Pensemos na depressão e seu sintoma mais grave: a perda da motivação para viver. Nesse estado, há um claro romance com a morte. Talvez seja por isso que vários teóricos associam o estado depressivo com uma experiência de luto. Mas, aqui há uma diferença: na depressão, tanto o ser enlutado como o ser morto é um só – o próprio deprimido. Assim, ele vive como que a velar a si mesmo, assistindo seu próprio sepultamento.
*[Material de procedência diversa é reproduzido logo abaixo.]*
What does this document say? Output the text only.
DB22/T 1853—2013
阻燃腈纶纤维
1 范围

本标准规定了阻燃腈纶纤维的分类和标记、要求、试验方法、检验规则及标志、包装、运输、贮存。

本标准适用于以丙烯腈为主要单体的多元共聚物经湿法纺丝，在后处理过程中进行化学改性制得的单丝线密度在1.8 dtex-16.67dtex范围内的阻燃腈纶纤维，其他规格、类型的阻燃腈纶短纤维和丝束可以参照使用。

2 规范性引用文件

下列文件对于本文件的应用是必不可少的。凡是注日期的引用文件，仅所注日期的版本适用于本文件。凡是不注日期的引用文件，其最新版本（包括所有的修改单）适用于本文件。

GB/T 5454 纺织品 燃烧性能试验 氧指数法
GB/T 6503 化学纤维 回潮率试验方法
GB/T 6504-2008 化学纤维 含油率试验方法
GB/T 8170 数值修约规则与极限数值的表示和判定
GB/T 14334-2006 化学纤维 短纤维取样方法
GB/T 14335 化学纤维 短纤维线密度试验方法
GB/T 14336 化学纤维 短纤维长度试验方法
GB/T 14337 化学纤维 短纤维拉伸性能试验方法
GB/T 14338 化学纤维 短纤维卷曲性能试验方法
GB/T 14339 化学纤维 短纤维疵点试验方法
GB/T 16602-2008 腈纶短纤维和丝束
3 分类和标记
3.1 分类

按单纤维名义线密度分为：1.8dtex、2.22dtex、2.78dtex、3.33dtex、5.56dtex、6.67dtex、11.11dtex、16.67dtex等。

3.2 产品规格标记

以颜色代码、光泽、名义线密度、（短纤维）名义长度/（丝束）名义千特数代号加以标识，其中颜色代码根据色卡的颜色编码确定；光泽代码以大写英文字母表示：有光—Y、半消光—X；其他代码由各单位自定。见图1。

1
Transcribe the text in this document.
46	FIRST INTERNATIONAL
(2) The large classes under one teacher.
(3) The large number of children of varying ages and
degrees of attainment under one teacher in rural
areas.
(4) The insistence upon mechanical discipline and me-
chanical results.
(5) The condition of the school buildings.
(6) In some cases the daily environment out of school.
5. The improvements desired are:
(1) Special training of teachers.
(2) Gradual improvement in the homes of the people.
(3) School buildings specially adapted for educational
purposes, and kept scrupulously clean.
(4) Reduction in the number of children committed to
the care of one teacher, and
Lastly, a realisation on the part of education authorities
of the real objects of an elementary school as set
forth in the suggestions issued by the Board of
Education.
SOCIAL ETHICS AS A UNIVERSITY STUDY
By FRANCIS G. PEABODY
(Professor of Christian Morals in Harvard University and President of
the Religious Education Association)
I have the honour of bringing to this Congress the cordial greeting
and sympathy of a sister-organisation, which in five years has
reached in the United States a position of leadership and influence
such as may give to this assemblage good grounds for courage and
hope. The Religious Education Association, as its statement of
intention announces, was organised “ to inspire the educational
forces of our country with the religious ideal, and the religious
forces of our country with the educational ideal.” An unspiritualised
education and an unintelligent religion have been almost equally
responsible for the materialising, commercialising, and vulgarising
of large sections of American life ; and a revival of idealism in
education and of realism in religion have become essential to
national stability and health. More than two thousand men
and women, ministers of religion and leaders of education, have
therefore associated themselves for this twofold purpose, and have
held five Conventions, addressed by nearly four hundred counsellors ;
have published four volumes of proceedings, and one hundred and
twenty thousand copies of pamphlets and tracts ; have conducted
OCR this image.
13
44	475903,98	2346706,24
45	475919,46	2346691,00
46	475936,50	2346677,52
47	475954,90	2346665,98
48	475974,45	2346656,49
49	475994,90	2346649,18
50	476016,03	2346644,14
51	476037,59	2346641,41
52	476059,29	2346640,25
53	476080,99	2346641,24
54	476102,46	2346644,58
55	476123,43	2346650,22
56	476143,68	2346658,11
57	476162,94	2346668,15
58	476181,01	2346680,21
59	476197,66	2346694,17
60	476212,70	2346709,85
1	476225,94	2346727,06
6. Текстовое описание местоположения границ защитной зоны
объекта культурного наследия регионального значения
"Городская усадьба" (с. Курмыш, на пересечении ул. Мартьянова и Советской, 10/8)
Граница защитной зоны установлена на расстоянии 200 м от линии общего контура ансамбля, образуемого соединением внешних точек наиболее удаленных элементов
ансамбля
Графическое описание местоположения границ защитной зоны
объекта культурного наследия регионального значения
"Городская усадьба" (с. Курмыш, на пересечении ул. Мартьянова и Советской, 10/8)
Como entender o mecanismo da perda da motivação para viver no ser humano? Penso que uma das principais forças que concorrem para o estabelecimento desta desmotivação é a ausência total de sonhos, bem como sonhos adormecidos e desacreditados pelos quais já não se luta mais. Quando o coração não vê mais possibilidades de se ter aquilo que tanto queria, ou quando não consegue enxergar dentro de si um sonho que faça brilhar seu coração.
Nenhum ser humano deveria tratar levianamente sua fonte criadora, pois nela residem sua identidade e propósito; e é no entrelaçamento desses dois que nascem os desejos mais genuínos que o homem pode ter em sua vida. “Agrada-te do SENHOR, e ele satisfará os desejos do teu coração” (Sl 37.4). Um dos nossos problemas é que espiritualizamos tanto a vontade de Deus que achamos que ela age contra nós. Assim não desejamos nem buscamos sua vontade e propósito para nós, por pensarmos que este propósito anulará e destruirá nossos sonhos e desejos mais ardentes. Pensamos que a vontade e propósito de Deus se resumem em ser membro de uma igreja, participar dos trabalhos dela, contribuir para o seu crescimento, ter um trabalho humano que nos garanta o sustento, e no mais, criar nossa família, garantindo que esse ciclo não seja quebrado. Essa trajetória de vida pode ser descrita também na equação que diz que a vida é igual a nascer, crescer, estudar, ter um emprego, casar-se, ter filhos, criá-los e tentar garantir uma “boa morte”. Ponto final!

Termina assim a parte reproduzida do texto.